Gerry Anderson, chairman and CEO of Detroit-based DTE Energy Co. reportedly spoke plainly May 16 in announcing the company's plans to transition entirely away from coal by 2040 as part of its goal to reduce its greenhouse gas emissions 80% by 2050.  The utility said in a news release its emissions reduction goal, and the 2050 timeframe, align with the target scientists broadly have identified as necessary to help address climate change. 

Crain's Detroit Business reported that the company will invest $15 billion over the next 30 years in renewable energy and natural gas-burning power generation for its 2.2 million electricity customers in Southeast Michigan. According to the publication, Anderson told reporters: "Climate change is a big deal. I think it's the policy issue of our era." 

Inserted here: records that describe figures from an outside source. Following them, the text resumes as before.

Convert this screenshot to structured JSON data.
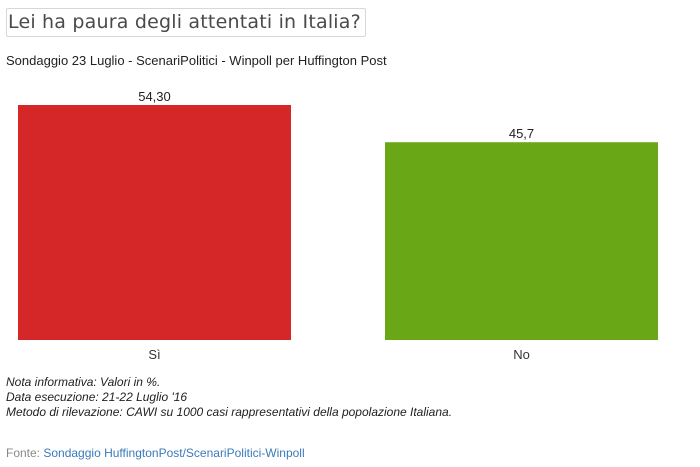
{
  "chart_data": {
    "type": "bar",
    "title": "Lei ha paura degli attentati in Italia?",
    "subtitle": "Sondaggio 23 Luglio - ScenariPolitici - Winpoll per Huffington Post",
    "categories": [
      "Sì",
      "No"
    ],
    "values": [
      54.3,
      45.7
    ],
    "value_labels": [
      "54,30",
      "45,7"
    ],
    "colors": [
      "#d62728",
      "#6aa717"
    ],
    "ylim": [
      0,
      54.3
    ],
    "grid": false,
    "legend": "none"
  },
  "notes": [
    "Nota informativa: Valori in %.",
    "Data esecuzione: 21-22 Luglio '16",
    "Metodo di rilevazione: CAWI su 1000 casi rappresentativi della popolazione Italiana."
  ],
  "source": {
    "prefix": "Fonte: ",
    "link_text": "Sondaggio HuffingtonPost/ScenariPolitici-Winpoll"
  }
}
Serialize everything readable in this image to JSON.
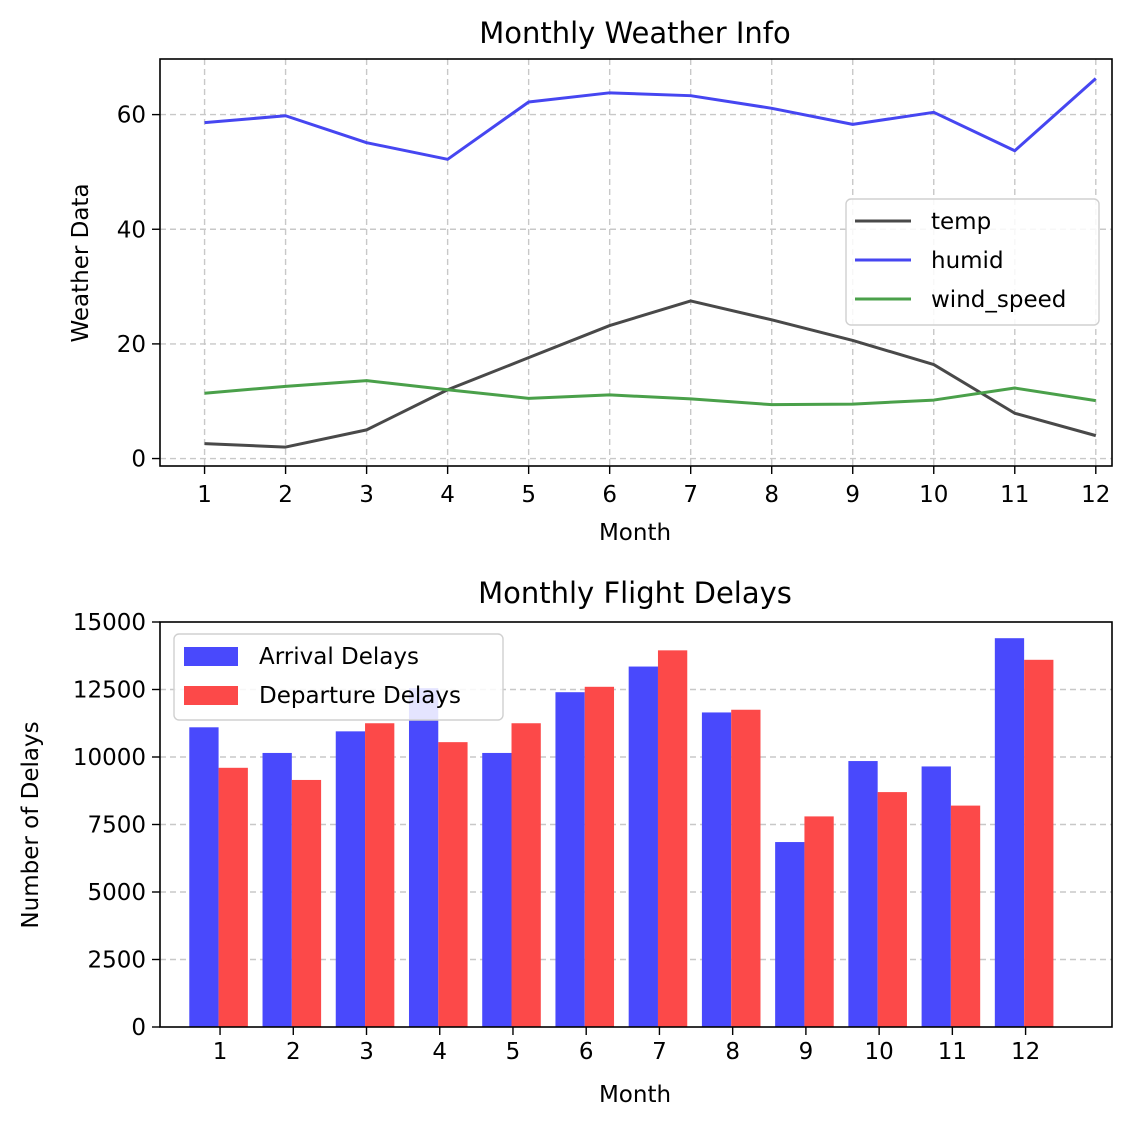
{
  "chart_data": [
    {
      "type": "line",
      "title": "Monthly Weather Info",
      "xlabel": "Month",
      "ylabel": "Weather Data",
      "x": [
        1,
        2,
        3,
        4,
        5,
        6,
        7,
        8,
        9,
        10,
        11,
        12
      ],
      "xticks": [
        "1",
        "2",
        "3",
        "4",
        "5",
        "6",
        "7",
        "8",
        "9",
        "10",
        "11",
        "12"
      ],
      "xlim": [
        0.45,
        12.2
      ],
      "ylim": [
        -1.3,
        69.7
      ],
      "yticks": [
        "0",
        "20",
        "40",
        "60"
      ],
      "grid": true,
      "legend_position": "center-right",
      "series": [
        {
          "name": "temp",
          "color": "#494949",
          "values": [
            2.6,
            2.0,
            5.0,
            12.0,
            17.6,
            23.2,
            27.5,
            24.2,
            20.6,
            16.4,
            7.9,
            4.0
          ]
        },
        {
          "name": "humid",
          "color": "#4646f1",
          "values": [
            58.6,
            59.8,
            55.1,
            52.2,
            62.2,
            63.8,
            63.3,
            61.1,
            58.3,
            60.4,
            53.7,
            66.3
          ]
        },
        {
          "name": "wind_speed",
          "color": "#4aa04a",
          "values": [
            11.4,
            12.6,
            13.6,
            12.0,
            10.5,
            11.1,
            10.4,
            9.4,
            9.5,
            10.2,
            12.3,
            10.1
          ]
        }
      ]
    },
    {
      "type": "bar",
      "title": "Monthly Flight Delays",
      "xlabel": "Month",
      "ylabel": "Number of Delays",
      "categories": [
        "1",
        "2",
        "3",
        "4",
        "5",
        "6",
        "7",
        "8",
        "9",
        "10",
        "11",
        "12"
      ],
      "xlim": [
        0.2,
        13.2
      ],
      "ylim": [
        0,
        15000
      ],
      "yticks": [
        "0",
        "2500",
        "5000",
        "7500",
        "10000",
        "12500",
        "15000"
      ],
      "grid": true,
      "legend_position": "top-left",
      "series": [
        {
          "name": "Arrival Delays",
          "color": "#4949fc",
          "values": [
            11100,
            10150,
            10950,
            12550,
            10150,
            12400,
            13350,
            11650,
            6850,
            9850,
            9650,
            14400
          ]
        },
        {
          "name": "Departure Delays",
          "color": "#fc4949",
          "values": [
            9600,
            9150,
            11250,
            10550,
            11250,
            12600,
            13950,
            11750,
            7800,
            8700,
            8200,
            13600
          ]
        }
      ]
    }
  ]
}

The company had already announced plans to retire thousands of megawatts of coal generation from its supply stack, and at the end of 2016 had already taken six of its coal-fired power plants offline. DTE said it plans to retire three more in the early 2020s. 

On the May 16 briefing, according to Crain's, Anderson was critical of President Donald Trump's promises to revive the U.S. coal industry, saying that his words do not change the price tag of replacing or repairing the country's aging fleet of coal-fired power plants. 

"A new administration can't turn a 70-year-old coal plant into a 20-year-old coal plant," the publication quoted Anderson as saying. "... We’re not announcing this to try in the face of what’s being described or discussed in Washington. We're just describing what we think is apparent to us."